A couple of weeks ago when we were at ECFE one of the teachers mentioned that they gave the kids goldfish for snack but that they didn’t give any to Bo. She said this to me pretty nonchalantly and it was at the end of class as we were trying to gather the kids, coats, all their stuff and head out the door so I was rather distracted and it didn’t fully sink in – the fact that she just said that other kids were given goldfish at snack time. Then I left with Bo, walked down the hallway and noticed he was rubbing his eyes and one of them was bloodshot. By the time we made it across the parking lot and into the car he was sneezing and rubbing his eyes….that’s when the one teachers comment finally sunk in – Bo was at the same table as other kids who were eating goldfish (all goldfish contain dairy) and he must be reacting to that. Luckily I was able to react right away, gave him Benadryl, took him home and gave him a bath and the reaction calmed down. I was frustrated and disappointed because we had so many successful weeks of being at ECFE and being reaction free and I just felt totally bummed that this happened. I was conflicted about what to do because honestly it just sounded so overwhelming to have to call the teacher, ask her about the goldfish and explain to her again that Bo is so allergic to dairy that he can’t even touch it. After discussing with my husband I knew it was best to call the lead teacher to discuss with her, plus, I wanted to do another session of ECFE and was hoping to take class with the same teachers because I had felt so good about how they had handled his allergies. When I called and spoke with her she did say that she was giving other kids goldfish and she was soooo sorry because she didn’t realize that Bo couldn’t even touch/be around dairy she just thought he was safe as long as he didn’t ingest it. I am not trying to blame the teacher at all and I know she feels absolutely horrible but this was a good reminder for me that I need to be really clear about Bo’s allergies, his sensitivity to even touching those foods, and that I maybe need to talk about it or bring it up multiple times so that his caregivers do not forget. I know I explained to the staff that he was allergic, even to the touch, but I also know that those teachers have so many kids with so many different needs and that it’s a lot to remember each kids specific situation/need.
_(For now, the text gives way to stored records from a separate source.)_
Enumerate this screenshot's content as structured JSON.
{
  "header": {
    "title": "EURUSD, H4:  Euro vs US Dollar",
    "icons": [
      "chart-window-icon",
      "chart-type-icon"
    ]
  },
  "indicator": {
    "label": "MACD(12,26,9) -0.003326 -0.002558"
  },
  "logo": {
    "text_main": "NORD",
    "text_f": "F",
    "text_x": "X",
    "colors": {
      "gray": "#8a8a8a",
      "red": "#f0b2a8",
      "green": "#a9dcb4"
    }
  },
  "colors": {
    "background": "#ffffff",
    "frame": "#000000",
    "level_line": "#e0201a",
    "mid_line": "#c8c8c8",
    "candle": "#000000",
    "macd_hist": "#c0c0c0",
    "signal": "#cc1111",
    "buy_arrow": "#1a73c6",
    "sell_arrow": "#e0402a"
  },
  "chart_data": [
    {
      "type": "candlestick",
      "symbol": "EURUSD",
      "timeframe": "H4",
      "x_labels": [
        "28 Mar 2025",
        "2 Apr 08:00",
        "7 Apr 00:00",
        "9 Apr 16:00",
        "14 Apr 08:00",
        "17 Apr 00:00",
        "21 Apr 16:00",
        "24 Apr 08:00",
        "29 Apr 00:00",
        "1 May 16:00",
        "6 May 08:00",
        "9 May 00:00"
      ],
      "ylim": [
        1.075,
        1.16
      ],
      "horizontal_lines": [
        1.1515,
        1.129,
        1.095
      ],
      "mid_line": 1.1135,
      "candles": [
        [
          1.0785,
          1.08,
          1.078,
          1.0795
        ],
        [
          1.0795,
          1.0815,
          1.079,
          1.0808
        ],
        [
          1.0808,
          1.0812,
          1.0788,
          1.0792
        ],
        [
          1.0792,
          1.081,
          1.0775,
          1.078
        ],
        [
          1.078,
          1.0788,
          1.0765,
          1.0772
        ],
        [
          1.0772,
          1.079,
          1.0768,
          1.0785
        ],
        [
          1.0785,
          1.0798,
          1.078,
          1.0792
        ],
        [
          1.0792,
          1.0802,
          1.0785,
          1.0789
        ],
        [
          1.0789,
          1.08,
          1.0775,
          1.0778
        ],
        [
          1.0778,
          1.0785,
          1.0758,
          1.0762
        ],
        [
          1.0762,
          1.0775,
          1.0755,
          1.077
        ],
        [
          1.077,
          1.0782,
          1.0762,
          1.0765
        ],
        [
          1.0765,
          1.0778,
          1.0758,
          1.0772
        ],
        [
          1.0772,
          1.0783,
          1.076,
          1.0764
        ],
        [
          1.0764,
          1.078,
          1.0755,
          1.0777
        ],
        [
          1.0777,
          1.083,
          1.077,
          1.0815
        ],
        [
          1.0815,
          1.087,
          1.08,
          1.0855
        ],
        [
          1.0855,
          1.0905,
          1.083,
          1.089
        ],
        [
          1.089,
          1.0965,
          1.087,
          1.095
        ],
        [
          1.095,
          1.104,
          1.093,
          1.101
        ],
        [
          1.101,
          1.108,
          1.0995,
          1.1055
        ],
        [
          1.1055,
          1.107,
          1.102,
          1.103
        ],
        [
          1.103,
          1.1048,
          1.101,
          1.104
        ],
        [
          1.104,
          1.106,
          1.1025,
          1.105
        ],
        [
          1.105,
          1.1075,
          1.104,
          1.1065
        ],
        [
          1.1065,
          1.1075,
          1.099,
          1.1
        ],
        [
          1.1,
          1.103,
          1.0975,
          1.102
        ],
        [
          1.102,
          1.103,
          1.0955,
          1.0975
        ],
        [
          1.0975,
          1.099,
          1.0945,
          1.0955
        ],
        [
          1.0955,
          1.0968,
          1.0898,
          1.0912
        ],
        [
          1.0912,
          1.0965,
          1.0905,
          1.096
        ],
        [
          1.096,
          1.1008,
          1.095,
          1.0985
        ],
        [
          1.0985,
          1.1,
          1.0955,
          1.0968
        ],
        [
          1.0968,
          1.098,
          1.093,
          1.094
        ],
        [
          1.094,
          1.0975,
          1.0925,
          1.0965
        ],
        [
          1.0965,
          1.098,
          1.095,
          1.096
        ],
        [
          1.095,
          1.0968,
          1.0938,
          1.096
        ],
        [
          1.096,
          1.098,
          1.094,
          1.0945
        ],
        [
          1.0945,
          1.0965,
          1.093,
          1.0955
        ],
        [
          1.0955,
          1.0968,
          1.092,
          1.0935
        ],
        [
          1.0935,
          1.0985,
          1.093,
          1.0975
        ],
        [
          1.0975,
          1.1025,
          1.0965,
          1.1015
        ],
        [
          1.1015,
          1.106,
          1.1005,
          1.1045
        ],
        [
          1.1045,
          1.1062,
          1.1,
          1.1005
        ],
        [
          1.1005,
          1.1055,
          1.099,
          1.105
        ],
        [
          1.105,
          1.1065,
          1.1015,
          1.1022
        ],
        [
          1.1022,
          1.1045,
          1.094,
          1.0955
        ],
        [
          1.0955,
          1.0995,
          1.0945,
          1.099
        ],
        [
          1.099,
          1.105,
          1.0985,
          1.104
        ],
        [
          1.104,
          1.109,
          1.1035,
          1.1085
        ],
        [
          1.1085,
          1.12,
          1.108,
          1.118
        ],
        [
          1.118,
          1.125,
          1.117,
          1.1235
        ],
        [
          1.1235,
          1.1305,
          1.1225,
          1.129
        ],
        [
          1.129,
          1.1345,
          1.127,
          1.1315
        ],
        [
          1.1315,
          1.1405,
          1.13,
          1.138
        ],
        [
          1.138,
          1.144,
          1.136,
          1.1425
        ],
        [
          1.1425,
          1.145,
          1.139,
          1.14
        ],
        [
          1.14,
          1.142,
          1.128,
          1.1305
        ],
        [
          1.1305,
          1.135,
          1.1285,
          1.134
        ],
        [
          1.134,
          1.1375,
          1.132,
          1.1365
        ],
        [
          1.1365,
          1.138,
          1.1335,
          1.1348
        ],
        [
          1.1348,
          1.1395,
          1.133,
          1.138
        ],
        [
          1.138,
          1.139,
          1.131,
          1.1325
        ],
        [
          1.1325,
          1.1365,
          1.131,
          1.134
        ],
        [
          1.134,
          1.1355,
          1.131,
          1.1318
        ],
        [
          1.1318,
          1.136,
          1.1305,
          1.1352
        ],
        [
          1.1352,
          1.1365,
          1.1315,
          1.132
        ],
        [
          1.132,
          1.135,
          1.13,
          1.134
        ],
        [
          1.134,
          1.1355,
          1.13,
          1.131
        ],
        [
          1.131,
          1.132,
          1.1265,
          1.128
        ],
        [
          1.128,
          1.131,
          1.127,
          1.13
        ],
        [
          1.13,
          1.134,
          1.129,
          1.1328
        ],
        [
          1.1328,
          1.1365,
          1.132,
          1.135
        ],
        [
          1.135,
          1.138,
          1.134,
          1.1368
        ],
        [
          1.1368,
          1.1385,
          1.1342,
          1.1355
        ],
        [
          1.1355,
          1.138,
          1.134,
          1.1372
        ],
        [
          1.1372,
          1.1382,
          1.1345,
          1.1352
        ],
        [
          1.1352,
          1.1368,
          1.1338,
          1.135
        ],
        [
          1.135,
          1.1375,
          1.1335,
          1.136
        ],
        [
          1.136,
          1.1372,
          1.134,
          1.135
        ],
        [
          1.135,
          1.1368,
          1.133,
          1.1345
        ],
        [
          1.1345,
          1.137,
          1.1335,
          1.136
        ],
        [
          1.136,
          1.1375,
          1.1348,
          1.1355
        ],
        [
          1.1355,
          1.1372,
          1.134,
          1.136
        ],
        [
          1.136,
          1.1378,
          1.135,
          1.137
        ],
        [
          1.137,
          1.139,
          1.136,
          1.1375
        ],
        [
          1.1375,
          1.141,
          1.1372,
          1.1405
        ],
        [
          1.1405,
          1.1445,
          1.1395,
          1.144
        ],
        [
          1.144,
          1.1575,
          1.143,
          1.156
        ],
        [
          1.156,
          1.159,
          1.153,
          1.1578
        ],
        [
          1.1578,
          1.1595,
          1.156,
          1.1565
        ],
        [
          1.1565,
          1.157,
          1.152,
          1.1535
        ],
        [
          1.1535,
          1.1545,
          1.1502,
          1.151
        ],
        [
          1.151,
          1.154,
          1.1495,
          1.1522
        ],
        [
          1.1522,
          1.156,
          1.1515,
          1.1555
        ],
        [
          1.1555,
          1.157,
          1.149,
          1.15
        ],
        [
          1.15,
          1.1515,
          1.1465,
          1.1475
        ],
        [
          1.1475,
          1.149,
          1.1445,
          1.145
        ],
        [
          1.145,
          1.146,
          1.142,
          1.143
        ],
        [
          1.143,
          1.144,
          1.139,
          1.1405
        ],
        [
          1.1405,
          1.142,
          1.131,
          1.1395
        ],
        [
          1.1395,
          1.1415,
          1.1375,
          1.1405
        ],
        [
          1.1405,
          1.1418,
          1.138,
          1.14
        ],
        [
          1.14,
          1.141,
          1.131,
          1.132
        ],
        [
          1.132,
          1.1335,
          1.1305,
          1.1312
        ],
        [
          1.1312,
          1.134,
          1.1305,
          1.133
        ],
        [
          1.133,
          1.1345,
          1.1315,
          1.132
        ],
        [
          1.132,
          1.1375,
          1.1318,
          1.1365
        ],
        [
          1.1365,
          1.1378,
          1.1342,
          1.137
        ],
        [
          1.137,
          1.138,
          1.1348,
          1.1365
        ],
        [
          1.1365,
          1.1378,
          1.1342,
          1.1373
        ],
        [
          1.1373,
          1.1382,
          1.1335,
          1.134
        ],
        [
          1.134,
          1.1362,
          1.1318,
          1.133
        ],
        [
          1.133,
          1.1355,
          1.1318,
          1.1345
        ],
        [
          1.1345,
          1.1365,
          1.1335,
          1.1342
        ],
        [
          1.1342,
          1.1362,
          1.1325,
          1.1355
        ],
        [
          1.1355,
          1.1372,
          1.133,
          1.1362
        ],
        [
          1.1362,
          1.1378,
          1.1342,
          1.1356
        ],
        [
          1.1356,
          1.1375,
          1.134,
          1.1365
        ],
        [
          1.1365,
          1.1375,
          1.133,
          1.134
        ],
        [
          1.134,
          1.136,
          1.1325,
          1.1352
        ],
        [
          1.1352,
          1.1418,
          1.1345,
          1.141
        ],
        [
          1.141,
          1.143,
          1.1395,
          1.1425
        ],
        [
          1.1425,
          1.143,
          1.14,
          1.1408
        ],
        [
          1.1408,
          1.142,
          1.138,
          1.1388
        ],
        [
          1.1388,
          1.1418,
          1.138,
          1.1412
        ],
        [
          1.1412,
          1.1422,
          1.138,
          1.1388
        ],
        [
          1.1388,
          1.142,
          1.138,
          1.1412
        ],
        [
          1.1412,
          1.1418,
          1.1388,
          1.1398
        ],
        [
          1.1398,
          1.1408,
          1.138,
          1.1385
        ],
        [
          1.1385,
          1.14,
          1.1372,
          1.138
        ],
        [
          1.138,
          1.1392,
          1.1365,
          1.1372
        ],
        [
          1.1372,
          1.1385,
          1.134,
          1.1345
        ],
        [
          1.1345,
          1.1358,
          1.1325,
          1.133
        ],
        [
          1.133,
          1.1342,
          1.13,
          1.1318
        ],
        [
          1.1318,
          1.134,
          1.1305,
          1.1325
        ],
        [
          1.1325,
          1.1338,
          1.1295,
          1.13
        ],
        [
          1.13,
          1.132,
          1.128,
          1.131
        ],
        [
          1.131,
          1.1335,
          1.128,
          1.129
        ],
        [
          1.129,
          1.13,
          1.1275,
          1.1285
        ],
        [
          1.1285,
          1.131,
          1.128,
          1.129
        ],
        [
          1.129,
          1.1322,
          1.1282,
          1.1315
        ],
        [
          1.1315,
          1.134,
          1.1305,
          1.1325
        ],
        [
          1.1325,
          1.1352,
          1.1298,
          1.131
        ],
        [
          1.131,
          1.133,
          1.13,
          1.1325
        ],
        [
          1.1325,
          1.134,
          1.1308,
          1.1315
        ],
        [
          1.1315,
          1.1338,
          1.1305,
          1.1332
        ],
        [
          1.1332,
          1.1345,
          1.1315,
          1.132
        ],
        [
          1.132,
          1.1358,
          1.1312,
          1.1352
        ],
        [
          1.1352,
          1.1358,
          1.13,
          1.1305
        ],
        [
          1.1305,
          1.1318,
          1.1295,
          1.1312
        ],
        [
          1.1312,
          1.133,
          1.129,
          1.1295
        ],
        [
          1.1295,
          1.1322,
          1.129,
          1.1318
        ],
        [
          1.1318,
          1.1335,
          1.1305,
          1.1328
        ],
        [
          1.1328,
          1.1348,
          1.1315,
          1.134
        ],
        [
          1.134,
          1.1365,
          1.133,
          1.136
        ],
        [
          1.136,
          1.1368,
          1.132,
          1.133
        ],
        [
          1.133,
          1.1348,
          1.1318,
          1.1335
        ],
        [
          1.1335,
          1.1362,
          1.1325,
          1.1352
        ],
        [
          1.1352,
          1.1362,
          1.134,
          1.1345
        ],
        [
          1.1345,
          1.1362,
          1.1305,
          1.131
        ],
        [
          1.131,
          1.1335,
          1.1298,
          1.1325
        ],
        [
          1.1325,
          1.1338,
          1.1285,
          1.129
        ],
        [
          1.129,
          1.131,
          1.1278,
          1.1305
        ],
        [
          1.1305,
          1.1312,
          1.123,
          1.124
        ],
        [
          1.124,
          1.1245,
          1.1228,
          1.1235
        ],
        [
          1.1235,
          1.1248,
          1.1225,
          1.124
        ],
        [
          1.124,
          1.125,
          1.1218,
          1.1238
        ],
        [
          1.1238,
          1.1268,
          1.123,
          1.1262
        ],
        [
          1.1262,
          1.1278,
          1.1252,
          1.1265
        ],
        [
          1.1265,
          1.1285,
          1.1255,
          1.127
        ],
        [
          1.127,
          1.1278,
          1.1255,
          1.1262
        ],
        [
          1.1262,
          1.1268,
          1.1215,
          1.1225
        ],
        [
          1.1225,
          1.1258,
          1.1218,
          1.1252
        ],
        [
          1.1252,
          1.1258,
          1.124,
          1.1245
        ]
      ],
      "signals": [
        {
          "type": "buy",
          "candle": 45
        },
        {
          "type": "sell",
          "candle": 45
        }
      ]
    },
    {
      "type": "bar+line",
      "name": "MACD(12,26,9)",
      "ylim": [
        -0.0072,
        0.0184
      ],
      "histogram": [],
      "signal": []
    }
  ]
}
I spoke with this teacher again at our class today and asked her for advice/suggestions on things I could do when I am leaving Bo in the care of others outside of our house – the other big concern I have right now is leaving him in the sunday school at church. I asked if it would be helpful if I put a sticker on him every time that listed his allergies, my thought on this was that if an adult saw that he was sneezing and rubbing his eyes and then noticed his sticker maybe it would trigger them to call me or it would just be a reminder for them that this is the little boy with the severe allergies, his teacher thought this would be a good idea, and she also said to me “don’t be afraid to scare the hell out of the teacher!” I was sort of relieved to hear this coming from a Teacher. I never want to offend or bombard someone by telling them so much information but I am realizing more and more how much I need to constantly remind people and talk about Bo’s specific needs. She also suggested always leaving a written action plan. This prompted me to look online for other action plans mom’s have created for their kids and the ones I was finding were almost too detailed and too much information for someone to sort through at a time of panic or in an emergency . I just wanted something basic that was very clear and easy to follow. I think I found just the answer and I am feeling so good about having this product to leave for those who are caring for Bo. Medpax – what a great idea! This product is a container that will hold all of BO’s medications that we keep with us at all times (Epi-pen, Benadryl & Inhaler) and also has a very simple and clear action plan along with Bo’s picture on the front of the case.

If you have a food allergic kid and have a different ‘action plan’ that you leave with caregivers – what do you use? I would love to hear how other people handle this. Has anyone used a Medipax. I’ll have to write again after we’ve used it for a bit and will let you know what we think.